Sure, but that doesn't seem like much liess work than designing the whole
data logger from scratch.
> As to not common, here (usa) it was, of course it wasn't cheap.
I will admit the only ADC/DAC modules I've worked with (as opposed to
complete instruments that have computer interface ports) are the HP ones
which of course have HPIB/IEEE488 interfaces. Was there an an RS232
equivalent of, say, the HP59313 ADC?
> > How does it jsutify its name?
> Packaged software.
> > At that time HP were selling ADC, DAC, timing generator, relay, etc
> > modules with an IEEE-488 interface. The ADC I am refering to is not a
> > complete DVMor DMM unit, but a simple 11 bit ADC with much the same
> > capabilities as the one that goes into a MINC-11 Were other companies
> > selling similar units with RS232 interfaces?

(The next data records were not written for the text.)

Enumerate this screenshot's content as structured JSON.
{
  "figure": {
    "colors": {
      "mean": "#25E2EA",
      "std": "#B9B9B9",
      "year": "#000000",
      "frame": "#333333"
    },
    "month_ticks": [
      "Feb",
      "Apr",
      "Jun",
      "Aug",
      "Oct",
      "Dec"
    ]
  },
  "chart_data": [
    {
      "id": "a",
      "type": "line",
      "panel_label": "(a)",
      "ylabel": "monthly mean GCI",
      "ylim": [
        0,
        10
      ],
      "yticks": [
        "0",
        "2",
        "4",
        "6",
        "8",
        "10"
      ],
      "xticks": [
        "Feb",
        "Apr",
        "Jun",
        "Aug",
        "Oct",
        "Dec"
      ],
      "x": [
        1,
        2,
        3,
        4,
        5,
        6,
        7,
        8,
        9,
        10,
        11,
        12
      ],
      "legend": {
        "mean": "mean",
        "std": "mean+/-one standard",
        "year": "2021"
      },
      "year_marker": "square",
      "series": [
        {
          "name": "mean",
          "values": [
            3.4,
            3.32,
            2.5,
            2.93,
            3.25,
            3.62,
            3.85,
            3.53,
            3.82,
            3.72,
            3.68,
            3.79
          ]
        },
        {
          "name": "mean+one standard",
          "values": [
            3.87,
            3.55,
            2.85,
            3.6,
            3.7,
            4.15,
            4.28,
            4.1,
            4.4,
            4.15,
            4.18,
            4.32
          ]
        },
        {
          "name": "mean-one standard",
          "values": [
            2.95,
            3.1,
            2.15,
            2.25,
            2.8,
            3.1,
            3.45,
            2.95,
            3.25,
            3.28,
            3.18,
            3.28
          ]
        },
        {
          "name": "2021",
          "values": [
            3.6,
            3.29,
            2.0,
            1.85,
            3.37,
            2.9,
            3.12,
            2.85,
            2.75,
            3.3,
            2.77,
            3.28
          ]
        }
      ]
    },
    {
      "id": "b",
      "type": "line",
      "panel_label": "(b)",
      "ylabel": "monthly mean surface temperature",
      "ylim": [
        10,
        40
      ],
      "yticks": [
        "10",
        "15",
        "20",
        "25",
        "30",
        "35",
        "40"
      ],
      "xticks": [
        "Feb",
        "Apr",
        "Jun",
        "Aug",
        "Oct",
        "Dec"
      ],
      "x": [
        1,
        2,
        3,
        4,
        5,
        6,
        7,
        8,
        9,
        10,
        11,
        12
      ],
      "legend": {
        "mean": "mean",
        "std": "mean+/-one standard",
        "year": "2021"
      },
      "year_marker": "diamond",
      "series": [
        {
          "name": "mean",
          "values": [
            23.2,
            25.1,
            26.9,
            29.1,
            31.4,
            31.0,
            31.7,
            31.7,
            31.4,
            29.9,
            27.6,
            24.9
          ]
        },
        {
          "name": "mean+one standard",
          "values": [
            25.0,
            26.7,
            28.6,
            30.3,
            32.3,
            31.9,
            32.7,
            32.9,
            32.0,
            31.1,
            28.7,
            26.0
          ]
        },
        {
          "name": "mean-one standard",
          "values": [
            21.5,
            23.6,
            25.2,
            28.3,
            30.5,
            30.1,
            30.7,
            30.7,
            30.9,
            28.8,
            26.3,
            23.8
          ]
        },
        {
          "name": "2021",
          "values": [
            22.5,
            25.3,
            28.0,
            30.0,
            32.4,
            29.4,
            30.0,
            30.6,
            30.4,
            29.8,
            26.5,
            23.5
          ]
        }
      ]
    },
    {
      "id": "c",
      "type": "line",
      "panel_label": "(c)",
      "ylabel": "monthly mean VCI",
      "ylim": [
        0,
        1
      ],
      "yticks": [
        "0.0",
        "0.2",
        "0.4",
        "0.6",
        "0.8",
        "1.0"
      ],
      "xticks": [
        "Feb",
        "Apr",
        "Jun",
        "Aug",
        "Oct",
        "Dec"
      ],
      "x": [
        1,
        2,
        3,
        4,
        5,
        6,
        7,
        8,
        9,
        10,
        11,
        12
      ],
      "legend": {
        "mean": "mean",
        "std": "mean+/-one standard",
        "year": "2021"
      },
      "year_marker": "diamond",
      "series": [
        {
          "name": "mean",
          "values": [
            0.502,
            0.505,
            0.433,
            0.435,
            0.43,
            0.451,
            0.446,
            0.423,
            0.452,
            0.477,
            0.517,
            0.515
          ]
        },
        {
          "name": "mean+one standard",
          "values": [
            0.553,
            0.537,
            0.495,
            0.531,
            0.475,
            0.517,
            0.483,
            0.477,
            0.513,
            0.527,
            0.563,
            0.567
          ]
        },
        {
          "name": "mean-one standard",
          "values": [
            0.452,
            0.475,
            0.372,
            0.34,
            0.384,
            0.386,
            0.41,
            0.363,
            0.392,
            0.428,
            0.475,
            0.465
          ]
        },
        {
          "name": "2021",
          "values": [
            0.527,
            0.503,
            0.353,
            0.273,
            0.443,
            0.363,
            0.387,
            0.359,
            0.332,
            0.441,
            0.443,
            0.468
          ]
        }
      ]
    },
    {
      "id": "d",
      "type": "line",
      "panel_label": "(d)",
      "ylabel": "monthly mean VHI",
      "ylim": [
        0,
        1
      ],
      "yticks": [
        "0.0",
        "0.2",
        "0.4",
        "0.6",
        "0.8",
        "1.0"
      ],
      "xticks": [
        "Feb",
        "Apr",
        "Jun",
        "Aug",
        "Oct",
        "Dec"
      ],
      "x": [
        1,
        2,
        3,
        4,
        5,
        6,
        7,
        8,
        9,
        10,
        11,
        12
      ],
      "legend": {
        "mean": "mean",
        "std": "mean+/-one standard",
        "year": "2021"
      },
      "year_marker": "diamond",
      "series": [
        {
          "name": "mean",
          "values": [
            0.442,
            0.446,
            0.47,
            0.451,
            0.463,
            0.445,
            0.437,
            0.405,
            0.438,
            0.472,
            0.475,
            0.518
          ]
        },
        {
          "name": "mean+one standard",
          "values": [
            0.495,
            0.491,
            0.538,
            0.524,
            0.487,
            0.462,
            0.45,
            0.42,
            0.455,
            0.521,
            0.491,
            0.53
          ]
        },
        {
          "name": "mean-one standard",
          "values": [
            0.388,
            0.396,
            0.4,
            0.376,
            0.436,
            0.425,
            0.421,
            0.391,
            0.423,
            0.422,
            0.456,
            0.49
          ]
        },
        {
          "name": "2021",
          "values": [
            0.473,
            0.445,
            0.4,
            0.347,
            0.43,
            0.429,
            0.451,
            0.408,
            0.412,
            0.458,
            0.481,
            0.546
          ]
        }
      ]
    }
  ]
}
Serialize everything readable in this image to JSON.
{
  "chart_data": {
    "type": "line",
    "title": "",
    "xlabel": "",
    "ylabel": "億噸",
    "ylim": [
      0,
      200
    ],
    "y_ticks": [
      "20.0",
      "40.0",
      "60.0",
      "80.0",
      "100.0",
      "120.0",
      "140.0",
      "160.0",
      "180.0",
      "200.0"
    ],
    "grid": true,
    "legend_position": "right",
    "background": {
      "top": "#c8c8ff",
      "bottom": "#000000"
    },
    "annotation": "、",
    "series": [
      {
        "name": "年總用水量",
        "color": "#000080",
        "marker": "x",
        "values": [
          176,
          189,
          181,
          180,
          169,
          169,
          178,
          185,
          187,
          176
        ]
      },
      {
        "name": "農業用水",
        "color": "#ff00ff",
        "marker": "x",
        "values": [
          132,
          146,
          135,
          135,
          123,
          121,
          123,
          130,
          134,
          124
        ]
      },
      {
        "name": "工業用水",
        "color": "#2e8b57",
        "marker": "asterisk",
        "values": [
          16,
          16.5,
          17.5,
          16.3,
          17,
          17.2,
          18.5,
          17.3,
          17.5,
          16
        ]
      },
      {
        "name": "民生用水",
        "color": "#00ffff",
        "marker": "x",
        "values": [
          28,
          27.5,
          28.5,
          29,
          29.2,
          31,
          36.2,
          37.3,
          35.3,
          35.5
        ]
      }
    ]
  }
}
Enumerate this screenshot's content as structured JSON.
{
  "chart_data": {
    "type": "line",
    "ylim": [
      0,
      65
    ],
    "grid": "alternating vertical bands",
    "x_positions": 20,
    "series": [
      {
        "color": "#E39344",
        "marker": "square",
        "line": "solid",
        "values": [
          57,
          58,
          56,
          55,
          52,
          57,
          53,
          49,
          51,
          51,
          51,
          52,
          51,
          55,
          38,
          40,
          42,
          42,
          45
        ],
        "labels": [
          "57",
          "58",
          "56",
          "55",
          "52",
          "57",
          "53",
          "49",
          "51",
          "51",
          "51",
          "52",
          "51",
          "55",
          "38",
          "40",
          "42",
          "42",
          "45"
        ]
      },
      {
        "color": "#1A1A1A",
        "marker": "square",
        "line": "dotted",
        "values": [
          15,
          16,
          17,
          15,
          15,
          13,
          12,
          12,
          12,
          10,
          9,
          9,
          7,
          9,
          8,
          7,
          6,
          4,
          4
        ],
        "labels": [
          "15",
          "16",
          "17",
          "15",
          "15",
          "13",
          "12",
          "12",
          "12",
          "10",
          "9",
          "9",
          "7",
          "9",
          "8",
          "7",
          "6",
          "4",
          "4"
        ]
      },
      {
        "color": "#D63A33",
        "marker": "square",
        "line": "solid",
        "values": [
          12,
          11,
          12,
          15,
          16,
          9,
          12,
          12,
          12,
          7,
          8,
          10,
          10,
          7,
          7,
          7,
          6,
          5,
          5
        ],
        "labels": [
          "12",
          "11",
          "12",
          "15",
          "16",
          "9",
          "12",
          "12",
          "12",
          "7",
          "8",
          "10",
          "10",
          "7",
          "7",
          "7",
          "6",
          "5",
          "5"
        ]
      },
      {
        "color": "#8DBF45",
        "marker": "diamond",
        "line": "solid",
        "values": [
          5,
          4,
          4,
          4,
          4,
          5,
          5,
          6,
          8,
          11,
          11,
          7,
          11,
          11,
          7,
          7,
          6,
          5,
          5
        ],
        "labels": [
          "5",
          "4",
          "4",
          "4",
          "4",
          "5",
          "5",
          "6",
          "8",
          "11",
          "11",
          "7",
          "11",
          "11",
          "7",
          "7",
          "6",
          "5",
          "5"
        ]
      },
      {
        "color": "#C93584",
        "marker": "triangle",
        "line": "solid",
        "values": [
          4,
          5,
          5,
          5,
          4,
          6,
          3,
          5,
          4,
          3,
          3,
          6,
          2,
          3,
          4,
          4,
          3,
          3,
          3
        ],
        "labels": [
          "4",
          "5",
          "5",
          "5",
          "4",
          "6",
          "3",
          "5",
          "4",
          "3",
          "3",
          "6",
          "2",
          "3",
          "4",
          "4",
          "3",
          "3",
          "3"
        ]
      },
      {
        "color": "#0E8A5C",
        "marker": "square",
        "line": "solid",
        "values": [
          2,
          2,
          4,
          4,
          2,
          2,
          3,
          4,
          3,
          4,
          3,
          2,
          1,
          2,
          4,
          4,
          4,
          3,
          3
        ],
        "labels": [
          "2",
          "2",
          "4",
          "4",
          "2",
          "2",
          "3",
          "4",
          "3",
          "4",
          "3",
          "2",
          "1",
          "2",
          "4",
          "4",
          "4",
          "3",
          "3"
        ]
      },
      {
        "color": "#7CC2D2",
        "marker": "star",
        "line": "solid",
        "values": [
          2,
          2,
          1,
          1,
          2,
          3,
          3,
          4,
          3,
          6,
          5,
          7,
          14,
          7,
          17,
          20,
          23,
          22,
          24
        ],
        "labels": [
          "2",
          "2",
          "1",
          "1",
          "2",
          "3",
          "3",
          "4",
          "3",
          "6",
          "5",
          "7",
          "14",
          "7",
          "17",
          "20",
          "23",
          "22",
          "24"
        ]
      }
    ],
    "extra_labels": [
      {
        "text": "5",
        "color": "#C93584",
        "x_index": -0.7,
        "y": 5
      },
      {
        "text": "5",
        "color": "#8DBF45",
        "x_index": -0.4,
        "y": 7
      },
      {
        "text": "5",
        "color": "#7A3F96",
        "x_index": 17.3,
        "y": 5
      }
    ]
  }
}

> Yes, National instruments, Keithly, Simpson, HP[with options],
> Tektronix and a multitude of smaller companies. It was not
For measuirng instruments, sure. But not for building-block modules/.
> uncommon to use a complete 3-5000(US$) instrument
> just to test a specialized part because it was flexible or
> offered a very high order of resolution and accuracy
> (>5digits). Most ADC board were usually 10 to maybe
> 14 bits when the application needed 20 or more.
That depends -- a lot -- on the application. I've done things where I'm
glad of the (reliable) 5 digits from an HP DMM. I've done things where 6
bits wre enough/
> You only have to remember that by time the PDT series hit
> the 8080/8085/z80/8048/8051/6502/6800 cpus were well
> entrenched in the instrumentation market and but needed
Personally I wouldn't consider (or have considered at that time) a
machine as an instrumetnion controller if there wasn't an IEEE-488 port
eiterh built-in or as an option.
> a host with more power to do serious data reduction and
HP9845? HP9000/200 machines were starting to appear around then too.